We study noisy majority-rule dynamics on annealed hypergraphs to clarify how variability in group interaction sizes reshapes collective ordering. At each update, a group is sampled from a prescribed size distribution and either follows the strict within-group majority or, with probability q, updates independently under an external bias p. At the symmetric point p=1/2, we obtain an explicit analytical expression for the critical independence threshold qc, which separates macroscopic ordering from a fluctuating mixed state and can be interpreted as the largest fraction of independent behavior that can be sustained without destroying order. Because qc is governed by group-size statistics through an effective majority leverage, broad and heavy-tailed size distributions enhance robustness by enabling rare large-group events to realign a substantial fraction of the population.
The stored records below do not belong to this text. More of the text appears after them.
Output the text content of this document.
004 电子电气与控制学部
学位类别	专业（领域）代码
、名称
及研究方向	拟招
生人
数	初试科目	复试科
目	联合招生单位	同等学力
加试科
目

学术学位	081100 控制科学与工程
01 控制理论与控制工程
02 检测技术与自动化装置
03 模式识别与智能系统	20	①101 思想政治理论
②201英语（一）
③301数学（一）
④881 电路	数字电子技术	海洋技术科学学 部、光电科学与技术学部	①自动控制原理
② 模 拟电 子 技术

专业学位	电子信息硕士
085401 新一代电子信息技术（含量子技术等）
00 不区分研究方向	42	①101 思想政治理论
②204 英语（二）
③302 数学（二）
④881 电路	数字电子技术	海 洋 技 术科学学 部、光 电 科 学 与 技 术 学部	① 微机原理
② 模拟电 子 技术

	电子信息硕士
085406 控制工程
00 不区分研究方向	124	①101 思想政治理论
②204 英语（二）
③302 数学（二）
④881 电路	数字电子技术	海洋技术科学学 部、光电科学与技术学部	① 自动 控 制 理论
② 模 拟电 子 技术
We further derive analytical predictions, benchmarked against Monte Carlo simulations, for the leading finite-size behavior of relaxation: for narrow distributions the characteristic relaxation time typically grows logarithmically with system size, whereas sufficiently heavy-tailed power laws produce strong crossovers and make the large-system dynamics sensitive to how q approaches the transition. In the pure majority-rule limit, we find a crossover from conventional logarithmic consensus times to rapid ordering driven by occasional macroscopic groups, and the exit probability near coexistence collapses onto a universal error-function form controlled by a single structural parameter.